The puzzle was largely solved in 2011, when s. seriviceae was biotransformed to produce morphinans. Simple tryptamines aren't much more involved. Both tyrosine and tryptophan metabolism genes are ubiquitously expressed and highly conserved across countless species.


Thanks for that citation. Well, according to the paper it certainly takes more than one gene to get it working in S. cerevisae, plus it takes fine tuning of protein expression by fiddling with the promoters as CYPR overexpression messes with superoxide metabolism. Its an amazing proof of concept though.

I didn`t see any comparison of their top recombinant cerevisae to cubensis liquid mycelium production though... mass to mass comparison of yields or something like that. Still skeptical on it being a better factory than cubies.

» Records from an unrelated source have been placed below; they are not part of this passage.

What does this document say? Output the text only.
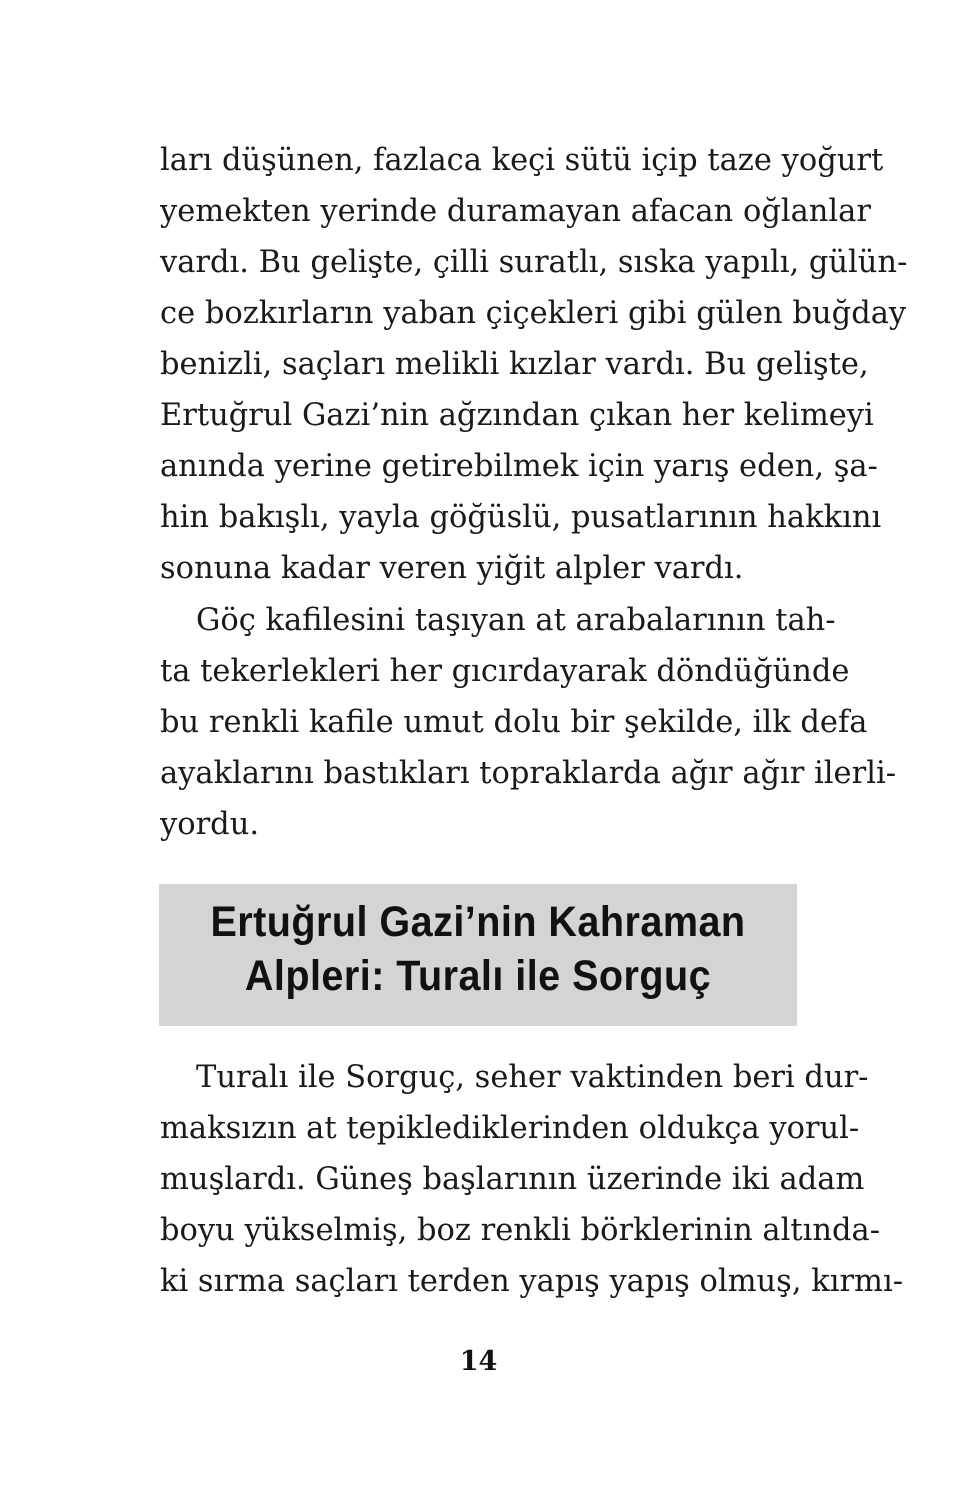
ları düşünen, fazlaca keçi sütü içip taze yoğurt
yemekten yerinde duramayan afacan oğlanlar
vardı. Bu gelişte, çilli suratlı, sıska yapılı, gülün-
ce bozkırların yaban çiçekleri gibi gülen buğday
benizli, saçları melikli kızlar vardı. Bu gelişte,
Ertuğrul Gazi’nin ağzından çıkan her kelimeyi
anında yerine getirebilmek için yarış eden, şa-
hin bakışlı, yayla göğüslü, pusatlarının hakkını
sonuna kadar veren yiğit alpler vardı.
Göç kafilesini taşıyan at arabalarının tah-
ta tekerlekleri her gıcırdayarak döndüğünde
bu renkli kafile umut dolu bir şekilde, ilk defa
ayaklarını bastıkları topraklarda ağır ağır ilerli-
yordu.
Ertuğrul Gazi’nin Kahraman
Alpleri: Turalı ile Sorguç
Turalı ile Sorguç, seher vaktinden beri dur-
maksızın at tepiklediklerinden oldukça yorul-
muşlardı. Güneş başlarının üzerinde iki adam
boyu yükselmiş, boz renkli börklerinin altında-
ki sırma saçları terden yapış yapış olmuş, kırmı-
14
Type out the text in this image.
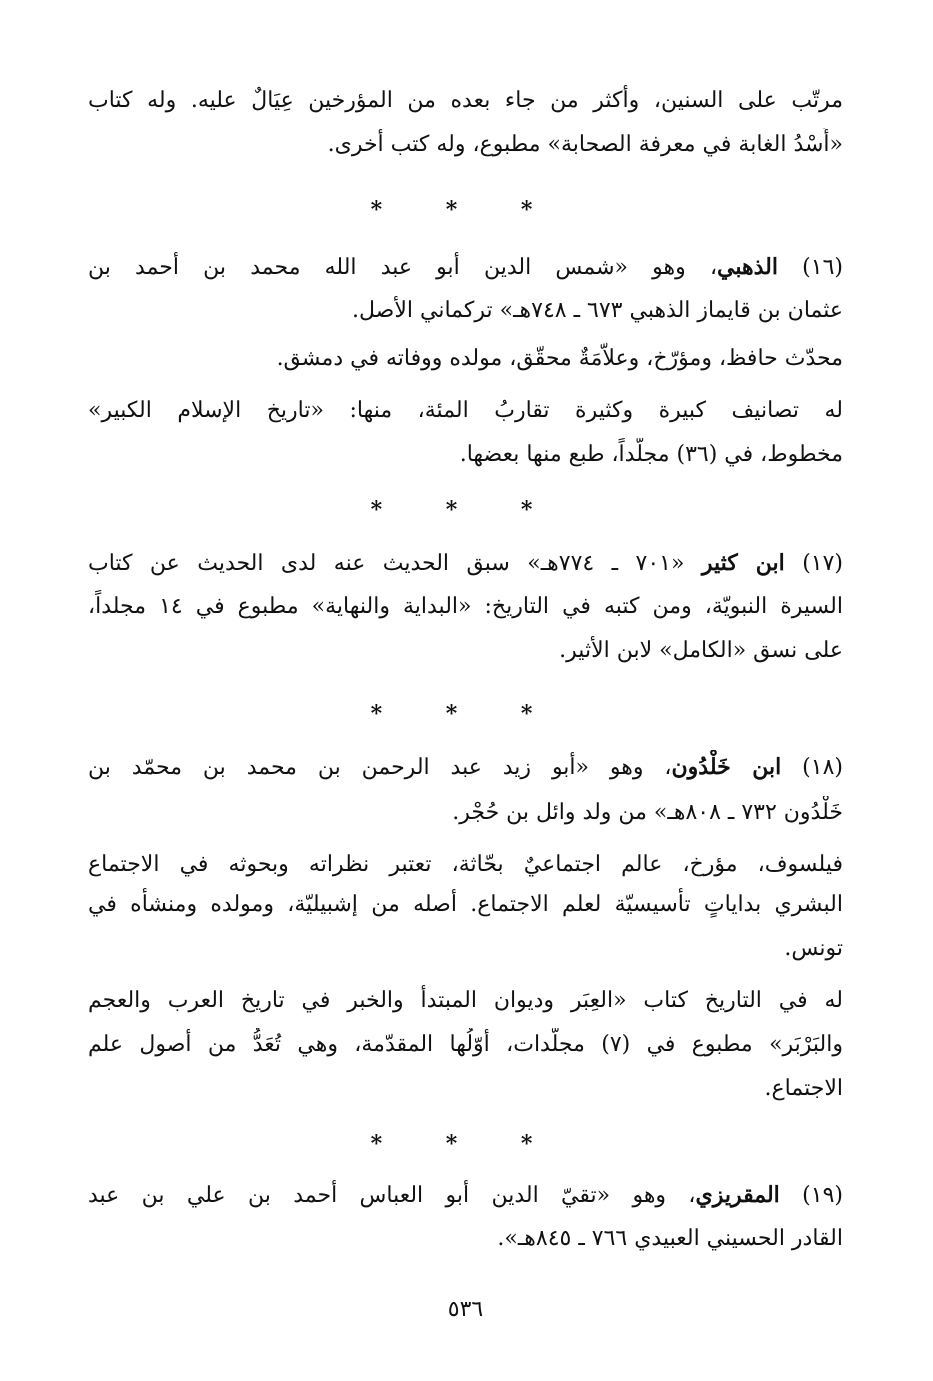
مرتّب على السنين، وأكثر من جاء بعده من المؤرخين عِيَالٌ عليه. وله كتاب
«أُسْدُ الغابة في معرفة الصحابة» مطبوع، وله كتب أخرى.
* * *
(١٦) الذهبي، وهو «شمس الدين أبو عبد الله محمد بن أحمد بن
عثمان بن قايماز الذهبي ٦٧٣ ـ ٧٤٨هـ» تركماني الأصل.
محدّث حافظ، ومؤرّخ، وعلاّمَةٌ محقّق، مولده ووفاته في دمشق.
له تصانيف كبيرة وكثيرة تقاربُ المئة، منها: «تاريخ الإسلام الكبير»
مخطوط، في (٣٦) مجلّداً، طبع منها بعضها.
* * *
(١٧) ابن كثير «٧٠١ ـ ٧٧٤هـ» سبق الحديث عنه لدى الحديث عن كتاب
السيرة النبويّة، ومن كتبه في التاريخ: «البداية والنهاية» مطبوع في ١٤ مجلداً،
على نسق «الكامل» لابن الأثير.
* * *
(١٨) ابن خَلْدُون، وهو «أبو زيد عبد الرحمن بن محمد بن محمّد بن
خَلْدُون ٧٣٢ ـ ٨٠٨هـ» من ولد وائل بن حُجْر.
فيلسوف، مؤرخ، عالم اجتماعيٌ بحّاثة، تعتبر نظراته وبحوثه في الاجتماع
البشري بداياتٍ تأسيسيّة لعلم الاجتماع. أصله من إشبيليّة، ومولده ومنشأُه في
تونس.
له في التاريخ كتاب «العِبَر وديوان المبتدأ والخبر في تاريخ العرب والعجم
والبَرْبَر» مطبوع في (٧) مجلّدات، أوّلُها المقدّمة، وهي تُعَدُّ من أصول علم
الاجتماع.
* * *
(١٩) المقريزي، وهو «تقيّ الدين أبو العباس أحمد بن علي بن عبد
القادر الحسيني العبيدي ٧٦٦ ـ ٨٤٥هـ».
٥٣٦
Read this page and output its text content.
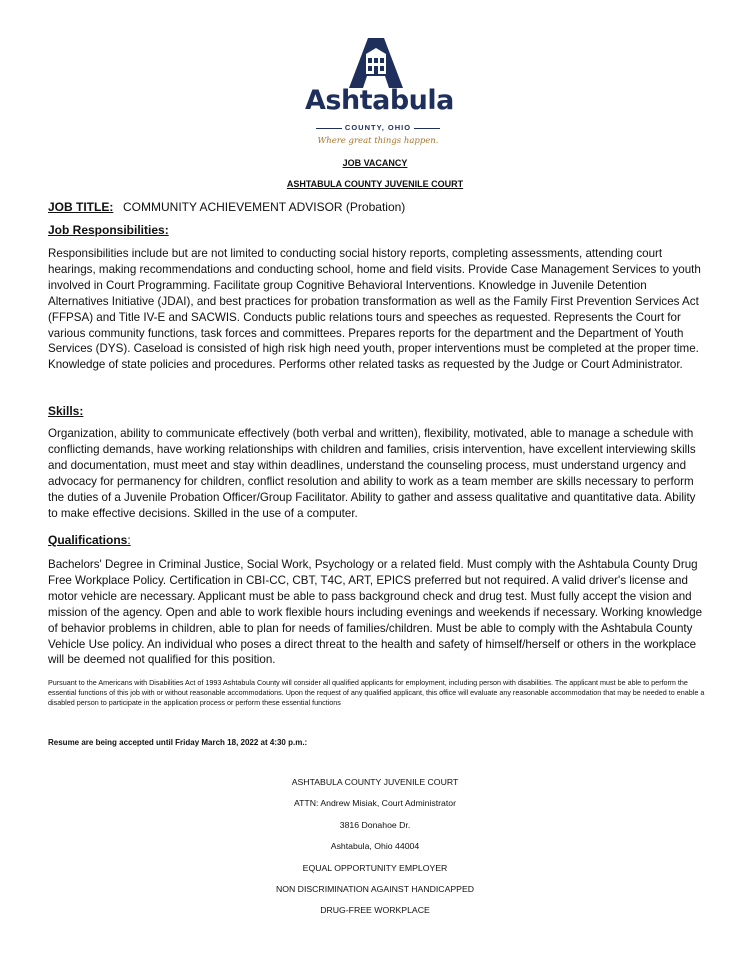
Ashtabula
COUNTY, OHIO
Where great things happen.
JOB VACANCY
ASHTABULA COUNTY JUVENILE COURT
JOB TITLE: COMMUNITY ACHIEVEMENT ADVISOR (Probation)
Job Responsibilities:

Responsibilities include but are not limited to conducting social history reports, completing assessments, attending court hearings, making recommendations and conducting school, home and field visits. Provide Case Management Services to youth involved in Court Programming. Facilitate group Cognitive Behavioral Interventions. Knowledge in Juvenile Detention Alternatives Initiative (JDAI), and best practices for probation transformation as well as the Family First Prevention Services Act (FFPSA) and Title IV-E and SACWIS. Conducts public relations tours and speeches as requested. Represents the Court for various community functions, task forces and committees. Prepares reports for the department and the Department of Youth Services (DYS). Caseload is consisted of high risk high need youth, proper interventions must be completed at the proper time. Knowledge of state policies and procedures. Performs other related tasks as requested by the Judge or Court Administrator.

Skills:

Organization, ability to communicate effectively (both verbal and written), flexibility, motivated, able to manage a schedule with conflicting demands, have working relationships with children and families, crisis intervention, have excellent interviewing skills and documentation, must meet and stay within deadlines, understand the counseling process, must understand urgency and advocacy for permanency for children, conflict resolution and ability to work as a team member are skills necessary to perform the duties of a Juvenile Probation Officer/Group Facilitator. Ability to gather and assess qualitative and quantitative data. Ability to make effective decisions. Skilled in the use of a computer.

Qualifications:

Bachelors' Degree in Criminal Justice, Social Work, Psychology or a related field. Must comply with the Ashtabula County Drug Free Workplace Policy. Certification in CBI-CC, CBT, T4C, ART, EPICS preferred but not required. A valid driver's license and motor vehicle are necessary. Applicant must be able to pass background check and drug test. Must fully accept the vision and mission of the agency. Open and able to work flexible hours including evenings and weekends if necessary. Working knowledge of behavior problems in children, able to plan for needs of families/children. Must be able to comply with the Ashtabula County Vehicle Use policy. An individual who poses a direct threat to the health and safety of himself/herself or others in the workplace will be deemed not qualified for this position.

Pursuant to the Americans with Disabilities Act of 1993 Ashtabula County will consider all qualified applicants for employment, including person with disabilities. The applicant must be able to perform the essential functions of this job with or without reasonable accommodations. Upon the request of any qualified applicant, this office will evaluate any reasonable accommodation that may be needed to enable a disabled person to participate in the application process or perform these essential functions

Resume are being accepted until Friday March 18, 2022 at 4:30 p.m.:
ASHTABULA COUNTY JUVENILE COURT
ATTN: Andrew Misiak, Court Administrator
3816 Donahoe Dr.
Ashtabula, Ohio 44004
EQUAL OPPORTUNITY EMPLOYER
NON DISCRIMINATION AGAINST HANDICAPPED
DRUG-FREE WORKPLACE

I did find the concept of being able to produce other types of tryptamines extremely interesting, it could resolve synthesis of specific isomers in a way that classical chemical synthesis is not able to do.
 
roninsina
#14 Posted : 11/27/2021 4:51:02 AM
Sorry, I can’t recall where I read the recent article, but commercial researchers were quoted saying that these strains were so widely available for research that other avenues for patenting would have to be explored as it was already assumed the yeast was off the farm, so to speak.

Maybe it would be possible to acquire a culture (at least of the Psilo-yeast ) quasi-legally.
"We dance round in a ring and suppose,
while the secret sits in the middle and knows." Robert Frost

 
Dirty T
#15 Posted : 11/29/2021 5:16:40 PM
This thread got me thinking. I think using yeast for nn production is a waste, MH is a hearty plant almost anyone can grow at home. I believe a good use for this type of genetically modified yeast would be 5meo production. 5meo producing yeast would be awesome.

I am also in agreement that yeast seems like an inefficient route to producing psilocybin. I produce 2 oz dry fruit per quart of spawn in 23 days start to finish. The total materials cost is less than a dollar per oz. and time invested is right at 1 hour per oz as long as I go bulk. I have 2 PCs for the sake of efficiency so I run 14 jars at once rather than 7 (I don't turn them sideways and I "Jack them up out of the water" with pp5 containers beneath the bottom tray.)